Binomial expansion derivative limit definition Can someone help me with this? I am supposed to use a binomial expansion to calculate $\sqrt x$ directly from the limit definition of a derivative.
 A: The definition of the derivative
$$f'(x) = \lim_{h\to0} \frac {f(x+h)-f(x)}h$$
Here $ f(x) = \sqrt{x} $
$$f'(x) = \lim_{h\to0} \frac {\sqrt{x+h}-\sqrt{x}}h$$
Rationalize:
$$f'(x) = \lim_{h\to0} \frac {\sqrt{x+h}-\sqrt{x}}h \cdot \frac {\sqrt{x+h}+\sqrt{x}}{\sqrt{x+h}+\sqrt{x}}$$
And the rest should be straightforward...

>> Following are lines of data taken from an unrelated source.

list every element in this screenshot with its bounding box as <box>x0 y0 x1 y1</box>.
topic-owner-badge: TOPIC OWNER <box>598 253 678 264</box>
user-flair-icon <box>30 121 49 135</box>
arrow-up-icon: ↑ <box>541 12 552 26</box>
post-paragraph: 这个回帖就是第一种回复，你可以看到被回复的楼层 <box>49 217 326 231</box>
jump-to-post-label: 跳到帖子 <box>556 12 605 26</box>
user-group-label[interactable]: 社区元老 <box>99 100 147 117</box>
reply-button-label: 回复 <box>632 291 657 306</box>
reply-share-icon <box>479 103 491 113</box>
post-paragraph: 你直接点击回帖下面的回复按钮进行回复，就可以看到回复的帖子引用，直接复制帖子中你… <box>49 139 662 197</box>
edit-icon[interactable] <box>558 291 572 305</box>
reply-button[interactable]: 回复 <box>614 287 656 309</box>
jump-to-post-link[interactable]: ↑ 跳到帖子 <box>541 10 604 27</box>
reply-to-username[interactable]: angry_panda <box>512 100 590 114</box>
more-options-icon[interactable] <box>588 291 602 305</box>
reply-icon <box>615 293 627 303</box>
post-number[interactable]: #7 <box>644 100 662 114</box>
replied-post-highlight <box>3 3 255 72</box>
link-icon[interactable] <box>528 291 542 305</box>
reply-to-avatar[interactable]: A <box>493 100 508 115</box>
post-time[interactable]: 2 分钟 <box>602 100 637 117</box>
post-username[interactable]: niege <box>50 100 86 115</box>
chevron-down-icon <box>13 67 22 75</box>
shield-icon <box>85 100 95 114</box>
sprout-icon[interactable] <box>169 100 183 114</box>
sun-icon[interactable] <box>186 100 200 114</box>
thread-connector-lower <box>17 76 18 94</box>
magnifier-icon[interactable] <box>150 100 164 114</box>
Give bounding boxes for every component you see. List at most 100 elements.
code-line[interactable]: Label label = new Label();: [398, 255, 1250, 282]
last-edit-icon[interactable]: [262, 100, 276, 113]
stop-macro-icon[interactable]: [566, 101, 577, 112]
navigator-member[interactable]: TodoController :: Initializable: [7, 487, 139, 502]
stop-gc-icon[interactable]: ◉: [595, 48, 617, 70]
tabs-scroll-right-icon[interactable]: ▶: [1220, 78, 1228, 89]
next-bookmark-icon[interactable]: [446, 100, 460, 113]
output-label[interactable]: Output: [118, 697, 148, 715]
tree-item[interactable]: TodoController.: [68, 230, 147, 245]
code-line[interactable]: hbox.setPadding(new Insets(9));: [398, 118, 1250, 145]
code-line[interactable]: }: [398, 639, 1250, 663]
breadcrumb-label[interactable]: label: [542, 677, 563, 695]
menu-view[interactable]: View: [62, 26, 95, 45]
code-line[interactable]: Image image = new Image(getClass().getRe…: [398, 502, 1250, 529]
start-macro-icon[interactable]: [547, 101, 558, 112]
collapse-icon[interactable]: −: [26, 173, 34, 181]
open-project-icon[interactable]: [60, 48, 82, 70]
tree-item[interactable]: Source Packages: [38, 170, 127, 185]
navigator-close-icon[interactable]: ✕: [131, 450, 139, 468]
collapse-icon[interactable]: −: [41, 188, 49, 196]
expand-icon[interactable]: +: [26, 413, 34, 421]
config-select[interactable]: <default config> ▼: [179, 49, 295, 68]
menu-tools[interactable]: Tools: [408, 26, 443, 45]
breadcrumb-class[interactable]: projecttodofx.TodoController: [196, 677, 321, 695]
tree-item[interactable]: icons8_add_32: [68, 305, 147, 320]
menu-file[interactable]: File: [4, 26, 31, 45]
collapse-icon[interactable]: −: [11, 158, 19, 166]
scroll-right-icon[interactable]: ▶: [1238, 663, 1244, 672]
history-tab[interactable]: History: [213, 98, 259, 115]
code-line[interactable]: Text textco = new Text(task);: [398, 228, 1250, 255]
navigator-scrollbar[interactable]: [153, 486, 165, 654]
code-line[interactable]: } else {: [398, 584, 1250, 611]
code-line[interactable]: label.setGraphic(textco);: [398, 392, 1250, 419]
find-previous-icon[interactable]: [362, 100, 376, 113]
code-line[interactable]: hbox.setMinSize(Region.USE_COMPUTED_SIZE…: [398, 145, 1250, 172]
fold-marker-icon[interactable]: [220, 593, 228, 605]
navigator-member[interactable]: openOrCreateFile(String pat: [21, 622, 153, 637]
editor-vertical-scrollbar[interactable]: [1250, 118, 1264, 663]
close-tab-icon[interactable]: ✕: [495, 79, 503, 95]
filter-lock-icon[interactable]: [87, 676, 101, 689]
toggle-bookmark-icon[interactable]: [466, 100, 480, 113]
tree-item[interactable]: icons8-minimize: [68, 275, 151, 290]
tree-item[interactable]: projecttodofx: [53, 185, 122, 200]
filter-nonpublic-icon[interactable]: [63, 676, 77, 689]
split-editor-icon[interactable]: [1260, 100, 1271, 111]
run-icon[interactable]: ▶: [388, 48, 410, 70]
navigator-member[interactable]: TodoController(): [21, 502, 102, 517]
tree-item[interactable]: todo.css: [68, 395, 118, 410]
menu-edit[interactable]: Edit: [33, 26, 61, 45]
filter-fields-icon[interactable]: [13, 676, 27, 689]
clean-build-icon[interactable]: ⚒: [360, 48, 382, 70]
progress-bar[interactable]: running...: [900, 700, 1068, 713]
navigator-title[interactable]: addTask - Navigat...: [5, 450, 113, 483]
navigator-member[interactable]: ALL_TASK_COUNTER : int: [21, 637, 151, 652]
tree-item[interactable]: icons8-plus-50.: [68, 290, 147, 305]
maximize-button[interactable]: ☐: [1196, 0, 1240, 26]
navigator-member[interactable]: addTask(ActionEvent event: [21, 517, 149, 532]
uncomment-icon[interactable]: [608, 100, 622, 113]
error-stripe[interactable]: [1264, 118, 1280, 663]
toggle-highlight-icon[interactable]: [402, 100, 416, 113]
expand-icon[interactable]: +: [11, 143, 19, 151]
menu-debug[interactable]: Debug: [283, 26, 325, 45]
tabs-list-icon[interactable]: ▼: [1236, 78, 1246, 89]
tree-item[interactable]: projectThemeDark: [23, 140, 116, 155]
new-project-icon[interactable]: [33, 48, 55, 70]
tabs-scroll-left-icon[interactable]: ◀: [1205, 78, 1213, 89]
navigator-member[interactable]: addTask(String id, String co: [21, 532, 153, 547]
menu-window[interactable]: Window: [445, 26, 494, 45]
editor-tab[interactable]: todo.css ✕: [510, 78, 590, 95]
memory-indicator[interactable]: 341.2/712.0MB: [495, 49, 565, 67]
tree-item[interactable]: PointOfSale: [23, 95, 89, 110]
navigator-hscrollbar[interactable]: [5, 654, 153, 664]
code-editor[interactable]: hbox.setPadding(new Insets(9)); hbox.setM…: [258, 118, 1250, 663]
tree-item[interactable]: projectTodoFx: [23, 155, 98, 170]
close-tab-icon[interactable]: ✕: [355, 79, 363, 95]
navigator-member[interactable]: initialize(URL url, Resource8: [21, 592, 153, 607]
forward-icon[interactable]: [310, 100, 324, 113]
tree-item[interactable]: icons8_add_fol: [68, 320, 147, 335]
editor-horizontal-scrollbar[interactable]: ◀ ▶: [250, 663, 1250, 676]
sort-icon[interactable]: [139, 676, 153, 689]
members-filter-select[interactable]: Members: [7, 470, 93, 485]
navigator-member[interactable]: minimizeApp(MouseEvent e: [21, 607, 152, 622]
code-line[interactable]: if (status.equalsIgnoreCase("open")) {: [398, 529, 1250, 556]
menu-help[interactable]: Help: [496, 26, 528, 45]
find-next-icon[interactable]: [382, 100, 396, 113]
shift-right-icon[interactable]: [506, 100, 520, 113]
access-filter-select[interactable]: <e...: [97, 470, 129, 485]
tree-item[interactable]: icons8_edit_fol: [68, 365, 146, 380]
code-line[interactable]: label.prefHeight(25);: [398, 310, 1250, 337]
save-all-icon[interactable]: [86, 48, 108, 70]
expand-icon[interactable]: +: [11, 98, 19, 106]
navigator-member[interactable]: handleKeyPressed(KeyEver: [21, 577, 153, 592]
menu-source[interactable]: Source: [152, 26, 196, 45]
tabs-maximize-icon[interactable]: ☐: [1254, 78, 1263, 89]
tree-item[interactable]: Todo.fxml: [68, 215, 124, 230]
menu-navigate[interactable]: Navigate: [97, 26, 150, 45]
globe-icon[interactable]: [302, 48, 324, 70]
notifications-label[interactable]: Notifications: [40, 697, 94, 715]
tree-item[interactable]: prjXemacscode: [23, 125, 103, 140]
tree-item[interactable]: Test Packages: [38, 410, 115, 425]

A: I remain uncertain what is meant by "use a binomial expansion".  There is a binomial expansion of $\sqrt x = \sqrt{1+(x-1)}$ in powers of $x-1$, and that is an infinite series, but you wouldn't be using the definition of "derivative" directly if you did that.  Perhaps the expansion of the product of two sums in the answer posted by "ImATurtle" can be considered a "binomial expansion" since it's an expansion of the product of two binomials.
Here's a similar method:
\begin{align}
\frac d{dx} \sqrt x & = \lim_{\Delta x\to 0} \frac{\Delta \sqrt x}{\Delta x} = \lim_{w\to x} \frac{\sqrt w - \sqrt x}{w - x} = \lim_{w\to x} \frac{\sqrt w - \sqrt x}{(\sqrt w - \sqrt x)(\sqrt w + \sqrt x)} \\[10pt]
& = \lim_{w\to x} \frac 1 {\sqrt w + \sqrt x} = \frac 1 {\sqrt x + \sqrt x}.
\end{align}